Mining itself--even for less popular cryptocurrencies like Litecoin and ZCash--is nearly impossible to accomplish on your own, even with a high GPU computer. Most people mining cryptocurrencies have not only purchased specialized mining hardware, but have also joined mining pools--groups of individuals who pool resources to mine together and share on the rewards.

While perusing Twitter a few weeks ago, somebody that I follow posted a photo of his mining rig with the intent to mine Ethereum for profit (and probably some smart contract experimentation). I chimed in mentioning that instead of mining, maybe he should set up a Bitcoin full node, and start experimenting with a Lightning node layer on top of that, which can collect transaction fees.

It wasn't long before I received a DM in my Twitter app, asking about what I meant by a Lightning node. I took the time to reiterate the difficulties of mining cryptocurrency because of the need for high GPU resources--unless one wants to be totally dedicated and spin up some miners in Iceland or Western Seattle. What Bitcoin needs more than anything is for people to spin up Bitcoin full nodes to ensure enough decentralization. You can't collect transaction fees on a Bitcoin full node, so you're doing it out of the kindness of your own heart, but if you layer a Lightning node on top of that, it's possible to collect transaction fees there if you wanted to.

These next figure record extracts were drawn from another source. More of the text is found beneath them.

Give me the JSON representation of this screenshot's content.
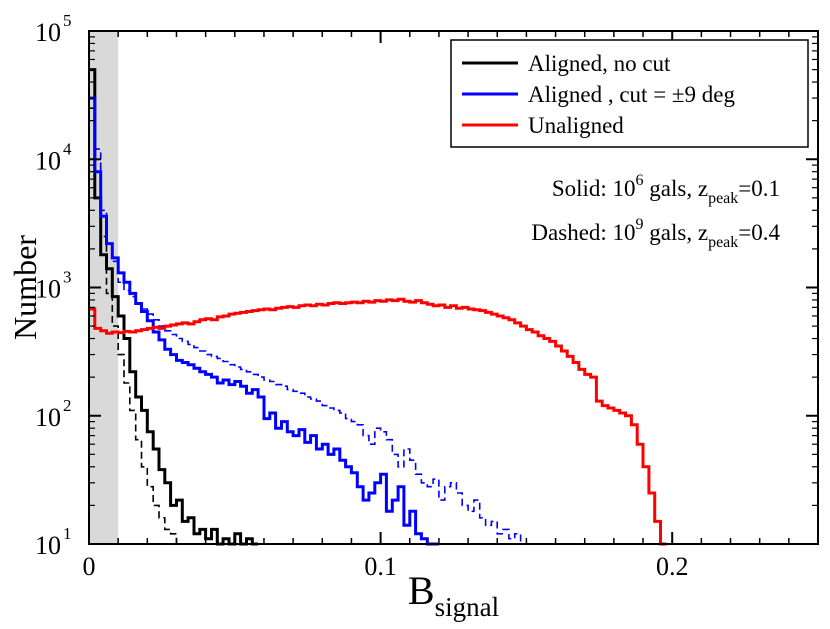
{
  "chart_data": {
    "type": "line",
    "subtype": "step-histogram",
    "x_axis": {
      "label_main": "B",
      "label_sub": "signal",
      "range": [
        0,
        0.25
      ],
      "major_ticks": [
        0,
        0.1,
        0.2
      ],
      "tick_labels": [
        "0",
        "0.1",
        "0.2"
      ],
      "minor_step": 0.02
    },
    "y_axis": {
      "label": "Number",
      "scale": "log",
      "range": [
        10,
        100000
      ],
      "ticks": [
        {
          "value": 10,
          "base": "10",
          "exp": "1"
        },
        {
          "value": 100,
          "base": "10",
          "exp": "2"
        },
        {
          "value": 1000,
          "base": "10",
          "exp": "3"
        },
        {
          "value": 10000,
          "base": "10",
          "exp": "4"
        },
        {
          "value": 100000,
          "base": "10",
          "exp": "5"
        }
      ]
    },
    "shaded_band": {
      "x0": 0,
      "x1": 0.01,
      "color": "#d9d9d9"
    },
    "legend": {
      "position": "top-right",
      "entries": [
        {
          "label": "Aligned, no cut",
          "color": "#000000"
        },
        {
          "label": "Aligned , cut = ±9 deg",
          "color": "#0000ff"
        },
        {
          "label": "Unaligned",
          "color": "#ff0000"
        }
      ]
    },
    "annotations": [
      {
        "prefix": "Solid: 10",
        "exp": "6",
        "middle": " gals, z",
        "sub": "peak",
        "suffix": "=0.1"
      },
      {
        "prefix": "Dashed: 10",
        "exp": "9",
        "middle": " gals, z",
        "sub": "peak",
        "suffix": "=0.4"
      }
    ],
    "bin_width": 0.002,
    "series": [
      {
        "name": "Aligned, no cut (solid)",
        "color": "#000000",
        "dash": "solid",
        "width": 3,
        "x": [
          0,
          0.002,
          0.004,
          0.006,
          0.008,
          0.01,
          0.012,
          0.014,
          0.016,
          0.018,
          0.02,
          0.022,
          0.024,
          0.026,
          0.028,
          0.03,
          0.032,
          0.034,
          0.036,
          0.038,
          0.04,
          0.042,
          0.044,
          0.046,
          0.048,
          0.05,
          0.052,
          0.054,
          0.056
        ],
        "y": [
          50000,
          5000,
          1800,
          1400,
          850,
          600,
          400,
          220,
          140,
          110,
          75,
          55,
          38,
          30,
          20,
          22,
          15,
          16,
          12,
          13,
          11,
          13,
          10,
          11,
          10,
          12,
          10,
          11,
          10
        ]
      },
      {
        "name": "Aligned, no cut (dashed)",
        "color": "#000000",
        "dash": "dashed",
        "width": 1.6,
        "x": [
          0,
          0.002,
          0.004,
          0.006,
          0.008,
          0.01,
          0.012,
          0.014,
          0.016,
          0.018,
          0.02,
          0.022,
          0.024,
          0.026,
          0.028,
          0.03
        ],
        "y": [
          25000,
          10000,
          2500,
          900,
          500,
          300,
          180,
          110,
          65,
          40,
          28,
          20,
          16,
          13,
          12,
          10
        ]
      },
      {
        "name": "Aligned, cut = ±9 deg (solid)",
        "color": "#0000ff",
        "dash": "solid",
        "width": 3,
        "x": [
          0,
          0.002,
          0.004,
          0.006,
          0.008,
          0.01,
          0.012,
          0.014,
          0.016,
          0.018,
          0.02,
          0.022,
          0.024,
          0.026,
          0.028,
          0.03,
          0.032,
          0.034,
          0.036,
          0.038,
          0.04,
          0.042,
          0.044,
          0.046,
          0.048,
          0.05,
          0.052,
          0.054,
          0.056,
          0.058,
          0.06,
          0.062,
          0.064,
          0.066,
          0.068,
          0.07,
          0.072,
          0.074,
          0.076,
          0.078,
          0.08,
          0.082,
          0.084,
          0.086,
          0.088,
          0.09,
          0.092,
          0.094,
          0.096,
          0.098,
          0.1,
          0.102,
          0.104,
          0.106,
          0.108,
          0.11,
          0.112,
          0.114,
          0.116,
          0.118
        ],
        "y": [
          30000,
          8000,
          3600,
          2200,
          1700,
          1300,
          1100,
          900,
          750,
          650,
          550,
          450,
          390,
          330,
          300,
          270,
          260,
          250,
          235,
          220,
          210,
          200,
          180,
          190,
          175,
          185,
          170,
          150,
          160,
          140,
          95,
          105,
          80,
          90,
          75,
          70,
          78,
          62,
          70,
          55,
          60,
          50,
          55,
          45,
          40,
          36,
          28,
          22,
          25,
          30,
          35,
          18,
          22,
          28,
          14,
          18,
          12,
          11,
          10,
          10
        ]
      },
      {
        "name": "Aligned, cut = ±9 deg (dashed)",
        "color": "#0000ff",
        "dash": "dashed",
        "width": 1.6,
        "x": [
          0,
          0.002,
          0.004,
          0.006,
          0.008,
          0.01,
          0.012,
          0.014,
          0.016,
          0.018,
          0.02,
          0.022,
          0.024,
          0.026,
          0.028,
          0.03,
          0.032,
          0.034,
          0.036,
          0.038,
          0.04,
          0.042,
          0.044,
          0.046,
          0.048,
          0.05,
          0.052,
          0.054,
          0.056,
          0.058,
          0.06,
          0.062,
          0.064,
          0.066,
          0.068,
          0.07,
          0.072,
          0.074,
          0.076,
          0.078,
          0.08,
          0.082,
          0.084,
          0.086,
          0.088,
          0.09,
          0.092,
          0.094,
          0.096,
          0.098,
          0.1,
          0.102,
          0.104,
          0.106,
          0.108,
          0.11,
          0.112,
          0.114,
          0.116,
          0.118,
          0.12,
          0.122,
          0.124,
          0.126,
          0.128,
          0.13,
          0.132,
          0.134,
          0.136,
          0.138,
          0.14,
          0.142,
          0.144,
          0.146,
          0.148,
          0.15
        ],
        "y": [
          30000,
          12000,
          4000,
          2200,
          1600,
          1100,
          950,
          850,
          750,
          680,
          620,
          560,
          500,
          460,
          430,
          400,
          380,
          360,
          340,
          320,
          300,
          290,
          280,
          265,
          250,
          240,
          230,
          220,
          210,
          200,
          190,
          185,
          175,
          170,
          160,
          155,
          150,
          140,
          135,
          130,
          120,
          115,
          110,
          105,
          95,
          90,
          85,
          70,
          60,
          80,
          75,
          65,
          50,
          40,
          55,
          45,
          35,
          30,
          28,
          32,
          22,
          28,
          30,
          25,
          20,
          18,
          22,
          16,
          14,
          15,
          12,
          13,
          11,
          12,
          10,
          10
        ]
      },
      {
        "name": "Unaligned",
        "color": "#ff0000",
        "dash": "solid",
        "width": 3,
        "x": [
          0,
          0.002,
          0.004,
          0.006,
          0.008,
          0.01,
          0.012,
          0.014,
          0.016,
          0.018,
          0.02,
          0.022,
          0.024,
          0.026,
          0.028,
          0.03,
          0.032,
          0.034,
          0.036,
          0.038,
          0.04,
          0.042,
          0.044,
          0.046,
          0.048,
          0.05,
          0.052,
          0.054,
          0.056,
          0.058,
          0.06,
          0.062,
          0.064,
          0.066,
          0.068,
          0.07,
          0.072,
          0.074,
          0.076,
          0.078,
          0.08,
          0.082,
          0.084,
          0.086,
          0.088,
          0.09,
          0.092,
          0.094,
          0.096,
          0.098,
          0.1,
          0.102,
          0.104,
          0.106,
          0.108,
          0.11,
          0.112,
          0.114,
          0.116,
          0.118,
          0.12,
          0.122,
          0.124,
          0.126,
          0.128,
          0.13,
          0.132,
          0.134,
          0.136,
          0.138,
          0.14,
          0.142,
          0.144,
          0.146,
          0.148,
          0.15,
          0.152,
          0.154,
          0.156,
          0.158,
          0.16,
          0.162,
          0.164,
          0.166,
          0.168,
          0.17,
          0.172,
          0.174,
          0.176,
          0.178,
          0.18,
          0.182,
          0.184,
          0.186,
          0.188,
          0.19,
          0.192,
          0.194,
          0.196
        ],
        "y": [
          680,
          480,
          460,
          440,
          450,
          445,
          455,
          450,
          460,
          470,
          480,
          490,
          480,
          500,
          510,
          520,
          530,
          520,
          540,
          560,
          570,
          560,
          590,
          600,
          620,
          630,
          640,
          650,
          660,
          670,
          680,
          670,
          690,
          700,
          710,
          700,
          720,
          730,
          720,
          740,
          730,
          750,
          760,
          750,
          760,
          770,
          760,
          780,
          770,
          790,
          780,
          800,
          790,
          810,
          780,
          770,
          790,
          760,
          740,
          720,
          730,
          700,
          720,
          690,
          700,
          680,
          670,
          660,
          640,
          620,
          600,
          580,
          560,
          530,
          500,
          470,
          450,
          420,
          400,
          380,
          350,
          320,
          290,
          260,
          230,
          210,
          200,
          130,
          120,
          115,
          110,
          105,
          100,
          85,
          60,
          40,
          25,
          15,
          10
        ]
      }
    ]
  }
}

The Lightning Network (which is just now coming into MAINNET usage) is set make a huge splash on the cryptocurrency scene, and there are a lot of good things coming out of Lightning Labs at this time. If the idea is to passively collect cash from Bitcoin transactions, it would be better to run Lightning nodes unless you have a full commitment to expensive hardware. If the idea is to build applications on top of Ethereum using smart contracts, then it might be a good idea to look at all the great stuff being built on top of the Lightning Network.

Ultimately, I feel like 2018 is going to be the year of Lightning. The Lightning Network has the opportunity to reduce Blockchain transaction traffic, which will reduce the ecological footprint of proof-of-work mining, speed up transactions, and drastically reduce transaction fees by using off-chain payment channels. On top of that, Lightning can support multiple cryptocurrencies, and companies are already experimenting with cross-chain atomic swaps. The future could see you being able to pay for a product listed in Bitcoin, but with Litecoin funds as the Lightning Network performs the exchange for you.

What we've seen so far from Bitcoin, Blockchain, and cryptocurrencies in general is just the start of an evolving technology, and the applications that get built from either smart contracts or the Lightning Network are going to be fun to keep an eye on.